Zakat fitrah dengan bukan makanan pokok(uang atau lainnya)


Menurut Mazhab Syafi’i zakat fitrah wajib disalurkan dalam bentuk makanan pokok seperti beras, gandum dan lain-lain. Berikut perkataan ulama Mazhab Syafi’i tentang zakat fitrah :
1.      Memastikan oleh Jumhur dan telah menegaskan oleh Syafi’i tidak memadai daging untuk zakat fitrah, tetapi tersebut dalam Kitab al-Anwar memadai, apabila tidak ada makanan yang  mengenyangkan selainnya. Maka wajib diukur dengan timbangan syari’i, yaitu wazan (timbangan). Oleh karena itu, dikeluarkan  5 1/3 (lima sepertiga) rithal tanpa tulangnya atau disertai tulang yang mu’taad (biasa), karena dipahami dari penyerupaan mereka (ulama) dengan daging pada masalah salam dengan biji kurma”. [1]

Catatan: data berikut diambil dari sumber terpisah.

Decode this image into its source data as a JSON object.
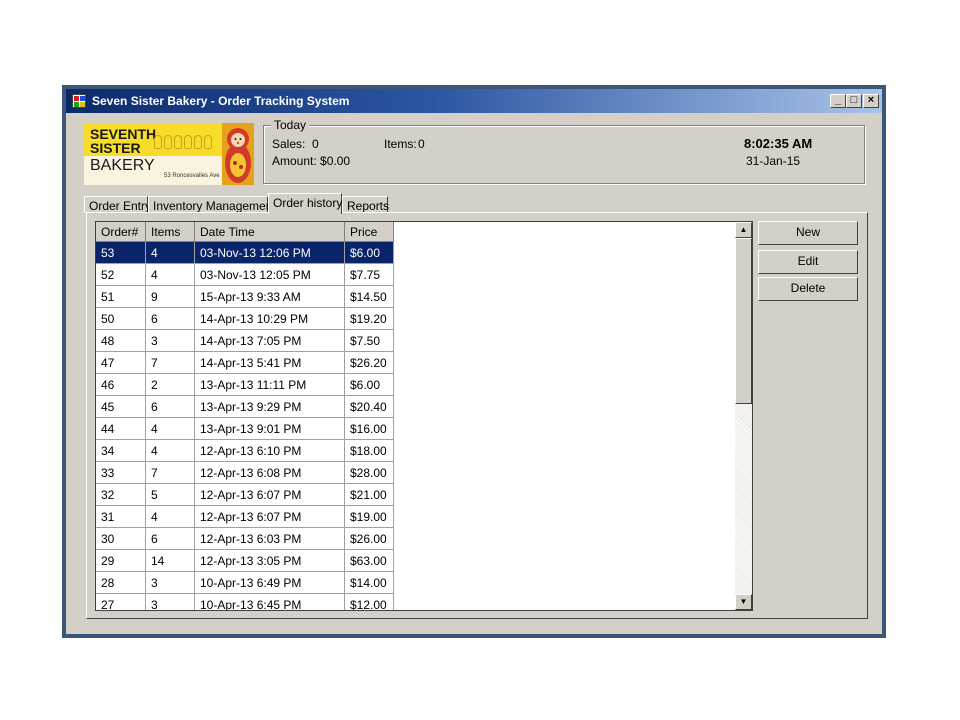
{
  "window": {
    "title": "Seven Sister Bakery - Order Tracking System"
  },
  "logo": {
    "line1": "SEVENTH",
    "line2": "SISTER",
    "line3": "BAKERY",
    "address": "53 Roncesvalles Ave"
  },
  "today": {
    "legend": "Today",
    "sales_label": "Sales:",
    "sales_value": "0",
    "items_label": "Items:",
    "items_value": "0",
    "amount_label": "Amount: $0.00",
    "time": "8:02:35 AM",
    "date": "31-Jan-15"
  },
  "tabs": [
    "Order Entry",
    "Inventory Management",
    "Order history",
    "Reports"
  ],
  "active_tab": "Order history",
  "grid": {
    "columns": [
      "Order#",
      "Items",
      "Date Time",
      "Price"
    ],
    "rows": [
      [
        "53",
        "4",
        "03-Nov-13 12:06 PM",
        "$6.00"
      ],
      [
        "52",
        "4",
        "03-Nov-13 12:05 PM",
        "$7.75"
      ],
      [
        "51",
        "9",
        "15-Apr-13 9:33 AM",
        "$14.50"
      ],
      [
        "50",
        "6",
        "14-Apr-13 10:29 PM",
        "$19.20"
      ],
      [
        "48",
        "3",
        "14-Apr-13 7:05 PM",
        "$7.50"
      ],
      [
        "47",
        "7",
        "14-Apr-13 5:41 PM",
        "$26.20"
      ],
      [
        "46",
        "2",
        "13-Apr-13 11:11 PM",
        "$6.00"
      ],
      [
        "45",
        "6",
        "13-Apr-13 9:29 PM",
        "$20.40"
      ],
      [
        "44",
        "4",
        "13-Apr-13 9:01 PM",
        "$16.00"
      ],
      [
        "34",
        "4",
        "12-Apr-13 6:10 PM",
        "$18.00"
      ],
      [
        "33",
        "7",
        "12-Apr-13 6:08 PM",
        "$28.00"
      ],
      [
        "32",
        "5",
        "12-Apr-13 6:07 PM",
        "$21.00"
      ],
      [
        "31",
        "4",
        "12-Apr-13 6:07 PM",
        "$19.00"
      ],
      [
        "30",
        "6",
        "12-Apr-13 6:03 PM",
        "$26.00"
      ],
      [
        "29",
        "14",
        "12-Apr-13 3:05 PM",
        "$63.00"
      ],
      [
        "28",
        "3",
        "10-Apr-13 6:49 PM",
        "$14.00"
      ],
      [
        "27",
        "3",
        "10-Apr-13 6:45 PM",
        "$12.00"
      ]
    ]
  },
  "buttons": {
    "new": "New",
    "edit": "Edit",
    "delete": "Delete"
  },
  "colors": {
    "selection": "#0a246a",
    "window_face": "#d4d0c8",
    "title_start": "#0b2a6b",
    "title_end": "#a9c4e8"
  }
}
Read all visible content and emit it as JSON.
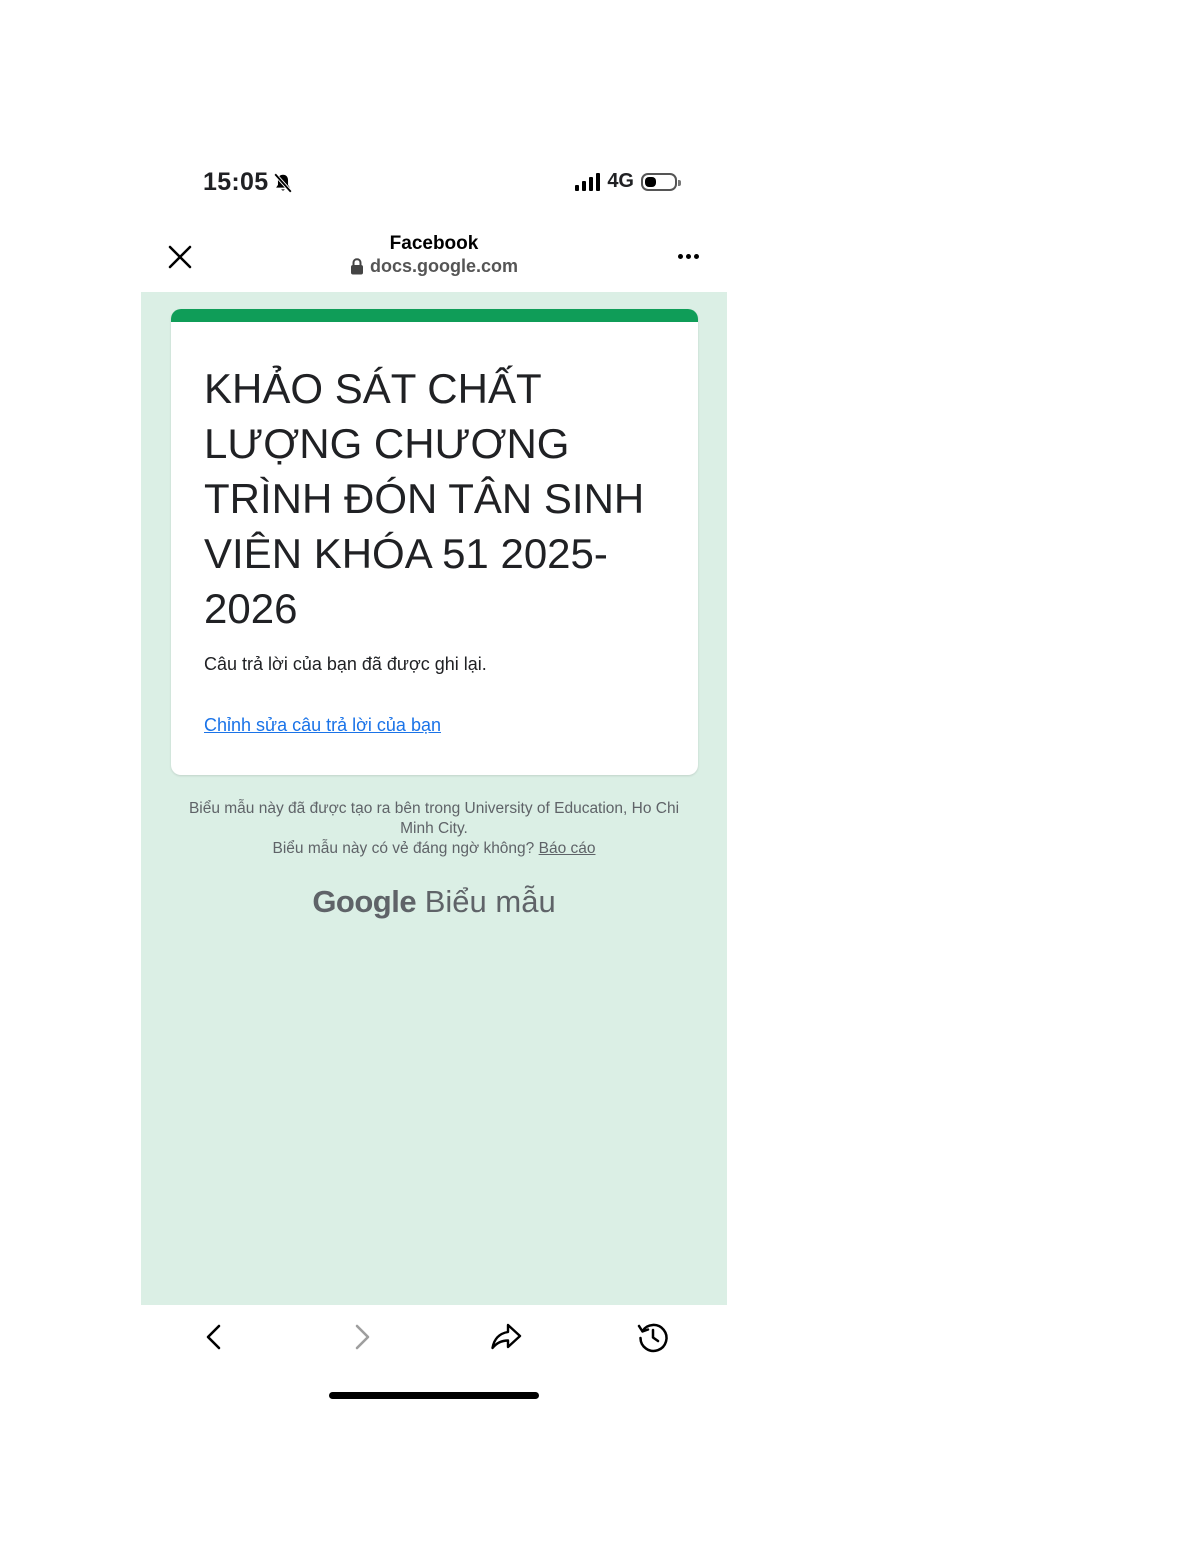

2.            Berkata Zainuddin al-Malibary :
Tidak memadai zakat fitrah dalam bentuk harga”.
Selanjutnya Al-Bakri ad-Dimyathy nenambahkan bahwa ketentuan yang disebut Zainuddin al-Malibary di atas adalah kesepakatan “di sisi kita” (maksudnya; Mazhab Syafi’i. pen).[2]

Dalil keharusan mengeluarkan makanan pokok pada zakat fitrah, antara lain :
1.      Hadits Nabi SAW dari Ibnu Umar, beliau berkata :
أن رسول الله صلعم فرض زكاة الفطرة من رمضان على الناس صاعا من تمر أو صاعا من شعير على كل حر او عبد ذكر أو أتثى من المسليمين
Artinya : Sesungguhnya Rasulullah SAW memfardhukan zakat fitrah dari Ramadhan atas setiap manusia, baik yang merdeka atau hamba sahaya, baik laki-laki maupun perempuan dari kaum muslimin, satu saa’ dari kurma atau langla (H.R. Muslim)[3]  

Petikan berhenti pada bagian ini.